Report: CA Teacher Shortage Persists, Hits High-Poverty Schools Hardest

Suzanne Potter California News Service
A new study shows that teachers continue to leave the profession faster than they can be replaced. Photo Credit: Unsplash

SACRAMENTO, Calif. – In California and across the nation, districts are struggling to hire enough teachers. And the shortage is getting worse, according to a new report.

There remains a supply gap of about 110,000 teachers nationwide as of last school year, primarily because more teachers are quitting or switching schools, and fewer people are entering the profession. Emma Garcia coauthored the report from the Economic Policy Institute. She said a lot of the problems could be fixed with more investment to raise salaries, lower classroom sizes and better fund schools overall.
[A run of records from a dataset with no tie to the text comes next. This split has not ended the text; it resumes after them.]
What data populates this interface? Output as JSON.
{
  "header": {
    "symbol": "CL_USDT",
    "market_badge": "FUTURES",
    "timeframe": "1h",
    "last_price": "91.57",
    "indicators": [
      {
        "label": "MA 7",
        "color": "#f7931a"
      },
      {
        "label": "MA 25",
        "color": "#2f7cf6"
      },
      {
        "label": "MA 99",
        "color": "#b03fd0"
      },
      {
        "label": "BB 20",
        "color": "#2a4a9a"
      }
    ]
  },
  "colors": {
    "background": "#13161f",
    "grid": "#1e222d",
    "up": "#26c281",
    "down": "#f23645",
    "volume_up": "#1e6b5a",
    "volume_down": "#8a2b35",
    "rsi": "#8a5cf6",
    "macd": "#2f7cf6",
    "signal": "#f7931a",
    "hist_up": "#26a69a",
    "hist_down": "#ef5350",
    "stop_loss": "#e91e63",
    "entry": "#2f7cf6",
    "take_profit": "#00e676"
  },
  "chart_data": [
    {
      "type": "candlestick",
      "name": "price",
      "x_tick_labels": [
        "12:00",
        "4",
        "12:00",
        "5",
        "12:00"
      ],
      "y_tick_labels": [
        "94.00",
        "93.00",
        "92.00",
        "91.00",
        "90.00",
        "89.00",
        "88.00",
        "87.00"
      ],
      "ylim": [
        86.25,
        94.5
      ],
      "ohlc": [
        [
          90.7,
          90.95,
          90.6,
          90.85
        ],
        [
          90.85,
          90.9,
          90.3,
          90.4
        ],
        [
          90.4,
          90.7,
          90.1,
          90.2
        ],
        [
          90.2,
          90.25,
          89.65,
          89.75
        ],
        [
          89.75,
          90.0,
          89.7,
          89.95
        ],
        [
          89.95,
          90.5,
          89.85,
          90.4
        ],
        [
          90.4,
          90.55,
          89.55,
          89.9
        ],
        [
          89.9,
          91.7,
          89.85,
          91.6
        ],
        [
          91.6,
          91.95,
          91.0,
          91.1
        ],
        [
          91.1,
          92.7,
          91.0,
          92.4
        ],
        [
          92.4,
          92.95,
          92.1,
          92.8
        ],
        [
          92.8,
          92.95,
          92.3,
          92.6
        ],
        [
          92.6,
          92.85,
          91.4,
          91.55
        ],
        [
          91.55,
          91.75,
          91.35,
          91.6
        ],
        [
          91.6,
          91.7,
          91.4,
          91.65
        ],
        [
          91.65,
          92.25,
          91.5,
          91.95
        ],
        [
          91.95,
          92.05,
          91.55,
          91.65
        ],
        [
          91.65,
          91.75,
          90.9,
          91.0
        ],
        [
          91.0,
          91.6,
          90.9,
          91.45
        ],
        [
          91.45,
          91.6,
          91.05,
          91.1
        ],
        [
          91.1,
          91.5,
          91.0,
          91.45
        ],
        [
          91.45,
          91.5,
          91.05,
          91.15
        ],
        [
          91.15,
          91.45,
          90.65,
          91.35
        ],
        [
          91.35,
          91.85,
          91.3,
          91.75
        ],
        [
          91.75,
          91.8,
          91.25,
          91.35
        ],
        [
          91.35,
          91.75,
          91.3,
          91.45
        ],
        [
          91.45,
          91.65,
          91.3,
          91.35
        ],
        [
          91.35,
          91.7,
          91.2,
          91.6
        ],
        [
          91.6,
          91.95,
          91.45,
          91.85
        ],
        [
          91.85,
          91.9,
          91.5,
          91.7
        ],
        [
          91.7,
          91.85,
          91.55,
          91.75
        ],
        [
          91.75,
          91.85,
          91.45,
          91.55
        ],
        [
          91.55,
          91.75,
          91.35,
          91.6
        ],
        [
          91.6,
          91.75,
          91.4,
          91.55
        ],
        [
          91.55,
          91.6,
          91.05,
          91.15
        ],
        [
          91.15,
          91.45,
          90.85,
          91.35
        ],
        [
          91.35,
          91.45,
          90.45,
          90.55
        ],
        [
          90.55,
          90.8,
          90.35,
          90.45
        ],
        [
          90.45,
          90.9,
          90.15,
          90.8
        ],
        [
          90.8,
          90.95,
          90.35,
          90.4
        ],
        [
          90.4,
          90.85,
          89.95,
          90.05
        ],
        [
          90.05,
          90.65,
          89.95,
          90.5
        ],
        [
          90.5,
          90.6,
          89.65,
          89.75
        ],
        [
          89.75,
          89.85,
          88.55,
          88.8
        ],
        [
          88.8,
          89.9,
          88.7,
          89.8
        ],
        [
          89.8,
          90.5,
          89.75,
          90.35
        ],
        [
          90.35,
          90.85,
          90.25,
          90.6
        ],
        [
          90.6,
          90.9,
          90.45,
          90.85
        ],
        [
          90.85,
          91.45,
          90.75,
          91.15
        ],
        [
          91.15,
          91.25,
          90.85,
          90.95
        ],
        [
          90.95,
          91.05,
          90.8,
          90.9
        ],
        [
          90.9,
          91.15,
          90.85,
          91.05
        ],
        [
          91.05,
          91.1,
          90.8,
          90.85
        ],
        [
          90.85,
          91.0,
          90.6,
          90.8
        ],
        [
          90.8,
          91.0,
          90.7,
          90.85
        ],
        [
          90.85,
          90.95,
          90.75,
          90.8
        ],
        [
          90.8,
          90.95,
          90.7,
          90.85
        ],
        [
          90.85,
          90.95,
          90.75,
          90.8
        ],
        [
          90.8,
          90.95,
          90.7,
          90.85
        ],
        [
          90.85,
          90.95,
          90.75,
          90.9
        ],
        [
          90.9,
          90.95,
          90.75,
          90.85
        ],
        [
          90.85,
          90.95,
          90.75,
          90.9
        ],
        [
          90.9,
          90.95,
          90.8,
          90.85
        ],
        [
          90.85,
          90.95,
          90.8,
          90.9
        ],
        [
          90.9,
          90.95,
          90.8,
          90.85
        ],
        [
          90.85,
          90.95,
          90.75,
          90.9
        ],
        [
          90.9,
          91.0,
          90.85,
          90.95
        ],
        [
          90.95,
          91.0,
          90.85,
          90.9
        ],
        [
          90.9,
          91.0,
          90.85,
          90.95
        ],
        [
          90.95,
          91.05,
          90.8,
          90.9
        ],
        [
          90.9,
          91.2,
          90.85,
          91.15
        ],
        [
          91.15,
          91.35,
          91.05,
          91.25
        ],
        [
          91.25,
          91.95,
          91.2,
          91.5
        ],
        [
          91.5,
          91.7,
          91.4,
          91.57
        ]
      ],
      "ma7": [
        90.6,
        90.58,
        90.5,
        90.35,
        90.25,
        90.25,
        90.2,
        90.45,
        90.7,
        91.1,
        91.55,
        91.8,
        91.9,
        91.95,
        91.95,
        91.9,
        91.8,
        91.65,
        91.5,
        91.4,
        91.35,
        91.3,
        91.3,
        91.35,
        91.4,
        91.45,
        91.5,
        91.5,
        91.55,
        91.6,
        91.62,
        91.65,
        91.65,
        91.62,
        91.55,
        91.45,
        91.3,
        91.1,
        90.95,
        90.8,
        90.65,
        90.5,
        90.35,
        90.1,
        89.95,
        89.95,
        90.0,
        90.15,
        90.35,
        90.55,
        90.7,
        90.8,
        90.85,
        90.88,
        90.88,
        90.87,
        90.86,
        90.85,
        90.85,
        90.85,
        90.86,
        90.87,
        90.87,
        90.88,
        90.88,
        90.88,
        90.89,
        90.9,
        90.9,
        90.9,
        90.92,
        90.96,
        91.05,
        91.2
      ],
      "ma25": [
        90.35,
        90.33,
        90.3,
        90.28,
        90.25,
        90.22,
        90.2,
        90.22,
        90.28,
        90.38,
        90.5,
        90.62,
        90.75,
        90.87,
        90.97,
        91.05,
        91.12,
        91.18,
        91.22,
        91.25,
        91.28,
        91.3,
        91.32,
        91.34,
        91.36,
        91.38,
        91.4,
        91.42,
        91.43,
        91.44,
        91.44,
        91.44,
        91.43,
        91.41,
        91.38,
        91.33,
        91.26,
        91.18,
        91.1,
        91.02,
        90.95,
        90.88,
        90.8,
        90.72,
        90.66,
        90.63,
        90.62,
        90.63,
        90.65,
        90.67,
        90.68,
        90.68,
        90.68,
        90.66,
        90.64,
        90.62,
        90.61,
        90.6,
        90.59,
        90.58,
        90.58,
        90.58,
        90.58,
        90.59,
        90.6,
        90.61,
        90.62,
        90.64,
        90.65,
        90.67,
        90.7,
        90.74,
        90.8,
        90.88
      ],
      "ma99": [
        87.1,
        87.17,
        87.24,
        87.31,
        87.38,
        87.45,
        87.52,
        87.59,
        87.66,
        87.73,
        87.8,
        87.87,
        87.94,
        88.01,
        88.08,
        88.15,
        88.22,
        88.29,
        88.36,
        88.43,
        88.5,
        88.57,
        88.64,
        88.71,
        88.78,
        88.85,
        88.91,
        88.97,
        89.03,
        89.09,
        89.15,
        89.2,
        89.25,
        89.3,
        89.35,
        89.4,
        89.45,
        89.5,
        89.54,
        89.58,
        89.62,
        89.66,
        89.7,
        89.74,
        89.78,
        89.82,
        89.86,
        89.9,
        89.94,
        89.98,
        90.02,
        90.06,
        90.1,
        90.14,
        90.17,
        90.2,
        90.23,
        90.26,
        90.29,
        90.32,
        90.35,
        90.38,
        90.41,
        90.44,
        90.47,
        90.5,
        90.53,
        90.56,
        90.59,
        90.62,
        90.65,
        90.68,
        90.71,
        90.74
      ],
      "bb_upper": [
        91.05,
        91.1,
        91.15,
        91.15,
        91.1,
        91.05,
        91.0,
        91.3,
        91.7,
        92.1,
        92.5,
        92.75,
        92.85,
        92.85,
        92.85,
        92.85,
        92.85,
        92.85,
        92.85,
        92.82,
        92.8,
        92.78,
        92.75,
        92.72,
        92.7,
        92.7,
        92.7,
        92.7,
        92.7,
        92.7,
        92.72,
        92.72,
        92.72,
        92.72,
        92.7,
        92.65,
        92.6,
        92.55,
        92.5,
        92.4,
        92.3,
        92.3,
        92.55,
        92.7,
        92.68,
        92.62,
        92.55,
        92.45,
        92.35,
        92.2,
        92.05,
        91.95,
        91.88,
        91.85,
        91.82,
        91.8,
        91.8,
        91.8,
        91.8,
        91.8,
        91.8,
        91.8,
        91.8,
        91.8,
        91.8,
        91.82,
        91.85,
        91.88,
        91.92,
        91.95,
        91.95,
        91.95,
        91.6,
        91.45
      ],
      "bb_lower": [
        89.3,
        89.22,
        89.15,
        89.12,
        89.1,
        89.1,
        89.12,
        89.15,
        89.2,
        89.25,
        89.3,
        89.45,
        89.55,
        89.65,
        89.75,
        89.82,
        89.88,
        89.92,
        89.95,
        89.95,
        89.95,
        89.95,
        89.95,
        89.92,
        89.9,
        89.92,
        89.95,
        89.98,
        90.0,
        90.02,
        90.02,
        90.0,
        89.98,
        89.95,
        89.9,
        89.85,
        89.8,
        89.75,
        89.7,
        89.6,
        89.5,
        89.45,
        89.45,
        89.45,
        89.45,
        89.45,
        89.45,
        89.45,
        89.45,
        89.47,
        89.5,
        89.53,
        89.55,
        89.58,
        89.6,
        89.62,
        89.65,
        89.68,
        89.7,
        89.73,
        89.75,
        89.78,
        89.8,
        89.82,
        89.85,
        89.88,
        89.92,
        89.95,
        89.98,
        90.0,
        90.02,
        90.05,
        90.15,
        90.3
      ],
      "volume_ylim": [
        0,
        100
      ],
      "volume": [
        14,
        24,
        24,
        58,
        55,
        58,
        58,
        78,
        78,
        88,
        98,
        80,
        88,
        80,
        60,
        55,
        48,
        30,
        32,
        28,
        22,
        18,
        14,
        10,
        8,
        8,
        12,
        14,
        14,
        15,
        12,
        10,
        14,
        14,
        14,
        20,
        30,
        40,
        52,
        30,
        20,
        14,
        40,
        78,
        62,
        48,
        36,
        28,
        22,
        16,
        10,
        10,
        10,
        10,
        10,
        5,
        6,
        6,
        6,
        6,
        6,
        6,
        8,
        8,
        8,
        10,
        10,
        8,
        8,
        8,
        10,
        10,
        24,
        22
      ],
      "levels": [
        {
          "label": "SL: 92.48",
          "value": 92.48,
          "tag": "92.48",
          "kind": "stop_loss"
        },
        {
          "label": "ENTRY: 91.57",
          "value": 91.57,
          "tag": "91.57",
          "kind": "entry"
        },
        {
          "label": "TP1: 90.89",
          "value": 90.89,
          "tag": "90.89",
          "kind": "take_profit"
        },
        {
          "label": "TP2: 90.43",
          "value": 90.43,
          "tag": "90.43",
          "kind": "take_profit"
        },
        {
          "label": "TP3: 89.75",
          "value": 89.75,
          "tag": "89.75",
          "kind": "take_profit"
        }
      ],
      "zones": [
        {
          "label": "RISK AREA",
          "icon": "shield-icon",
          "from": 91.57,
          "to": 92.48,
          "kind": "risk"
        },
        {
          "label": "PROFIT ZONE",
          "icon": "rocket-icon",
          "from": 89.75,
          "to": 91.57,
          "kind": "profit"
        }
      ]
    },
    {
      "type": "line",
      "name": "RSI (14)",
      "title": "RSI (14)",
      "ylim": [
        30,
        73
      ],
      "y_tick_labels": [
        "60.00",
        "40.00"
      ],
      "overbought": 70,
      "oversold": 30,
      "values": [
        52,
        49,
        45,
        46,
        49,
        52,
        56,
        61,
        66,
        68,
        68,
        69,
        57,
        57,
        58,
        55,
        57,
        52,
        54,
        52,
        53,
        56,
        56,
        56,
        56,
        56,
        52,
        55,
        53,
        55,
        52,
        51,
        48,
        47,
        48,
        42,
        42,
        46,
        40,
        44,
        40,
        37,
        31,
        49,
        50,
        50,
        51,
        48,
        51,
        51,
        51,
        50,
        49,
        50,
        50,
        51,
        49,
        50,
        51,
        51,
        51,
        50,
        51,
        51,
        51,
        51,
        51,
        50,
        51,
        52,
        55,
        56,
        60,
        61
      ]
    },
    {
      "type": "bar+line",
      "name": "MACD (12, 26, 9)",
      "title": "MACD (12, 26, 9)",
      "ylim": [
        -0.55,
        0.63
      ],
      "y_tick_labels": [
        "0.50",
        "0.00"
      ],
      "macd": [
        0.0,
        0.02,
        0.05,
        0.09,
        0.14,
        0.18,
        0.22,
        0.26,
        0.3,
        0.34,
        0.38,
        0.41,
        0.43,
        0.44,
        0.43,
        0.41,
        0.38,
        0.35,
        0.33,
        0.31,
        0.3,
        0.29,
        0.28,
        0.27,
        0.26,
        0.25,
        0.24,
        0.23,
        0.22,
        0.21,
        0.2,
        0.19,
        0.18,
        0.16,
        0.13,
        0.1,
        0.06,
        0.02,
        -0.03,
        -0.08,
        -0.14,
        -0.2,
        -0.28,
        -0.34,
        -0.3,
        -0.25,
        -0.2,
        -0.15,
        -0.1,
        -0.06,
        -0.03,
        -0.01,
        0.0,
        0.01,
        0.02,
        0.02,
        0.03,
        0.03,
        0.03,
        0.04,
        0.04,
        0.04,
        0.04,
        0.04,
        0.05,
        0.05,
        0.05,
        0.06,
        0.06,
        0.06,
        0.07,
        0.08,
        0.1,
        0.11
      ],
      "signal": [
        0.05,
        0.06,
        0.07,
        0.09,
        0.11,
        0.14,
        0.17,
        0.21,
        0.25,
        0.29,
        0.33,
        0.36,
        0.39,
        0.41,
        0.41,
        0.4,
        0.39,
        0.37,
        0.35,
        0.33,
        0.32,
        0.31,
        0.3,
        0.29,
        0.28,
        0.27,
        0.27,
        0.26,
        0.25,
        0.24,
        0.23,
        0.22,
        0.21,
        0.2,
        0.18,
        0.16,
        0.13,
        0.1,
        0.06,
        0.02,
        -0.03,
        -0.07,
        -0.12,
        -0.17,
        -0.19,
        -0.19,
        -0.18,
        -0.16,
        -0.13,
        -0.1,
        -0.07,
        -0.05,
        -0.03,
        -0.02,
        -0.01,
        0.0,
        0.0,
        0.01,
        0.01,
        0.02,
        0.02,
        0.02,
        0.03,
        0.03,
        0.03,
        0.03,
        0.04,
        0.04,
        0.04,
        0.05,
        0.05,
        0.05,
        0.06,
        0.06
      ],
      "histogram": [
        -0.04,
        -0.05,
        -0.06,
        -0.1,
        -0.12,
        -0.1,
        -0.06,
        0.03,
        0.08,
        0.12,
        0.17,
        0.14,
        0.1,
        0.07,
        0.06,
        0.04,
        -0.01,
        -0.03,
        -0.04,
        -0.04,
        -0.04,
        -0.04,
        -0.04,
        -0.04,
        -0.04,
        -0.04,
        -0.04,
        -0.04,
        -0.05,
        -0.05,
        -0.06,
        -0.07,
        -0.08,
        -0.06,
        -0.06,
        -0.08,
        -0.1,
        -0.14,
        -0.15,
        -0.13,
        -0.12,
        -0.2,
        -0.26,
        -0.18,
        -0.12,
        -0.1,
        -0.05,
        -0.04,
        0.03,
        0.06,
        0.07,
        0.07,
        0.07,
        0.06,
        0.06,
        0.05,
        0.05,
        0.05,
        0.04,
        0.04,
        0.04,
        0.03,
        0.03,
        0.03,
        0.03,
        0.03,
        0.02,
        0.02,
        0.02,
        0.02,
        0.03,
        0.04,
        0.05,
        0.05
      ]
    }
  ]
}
“Working conditions, including pay, school climate and professional development, need to be improved,” Garcia said.

California is in the bottom ten nationwide – 44th for per-pupil spending. However the state has spent $200 million over the past few years to attract, train and retain more teachers.

2018 study by the Learning Policy Institute found the shortages are particularly acute in math, special education, science and bilingual education – and these issues are more severe in high-poverty school districts. It also found that school districts are increasingly hiring under-qualified applicants.

Garcia said to reverse the slide and attract bright young people to the profession, the country needs to give teachers the same respect – and earning potential – as they accord other professionals such as doctors and lawyers.

“It’s also a matter of societal changes, that we see teachers more like we see other professions, that we value teachers, that we appreciate the work that they do,” Garcia said.

Some experts say the years of layoffs and cost-cutting during the recession discouraged people from becoming teachers and created so much stress on teachers that many opted to leave the profession. The EPI report also found from 2008 to 2016, the U.S. saw more than a 27 percent drop in people completing teacher preparation programs and 15 percent drop in people receiving an education.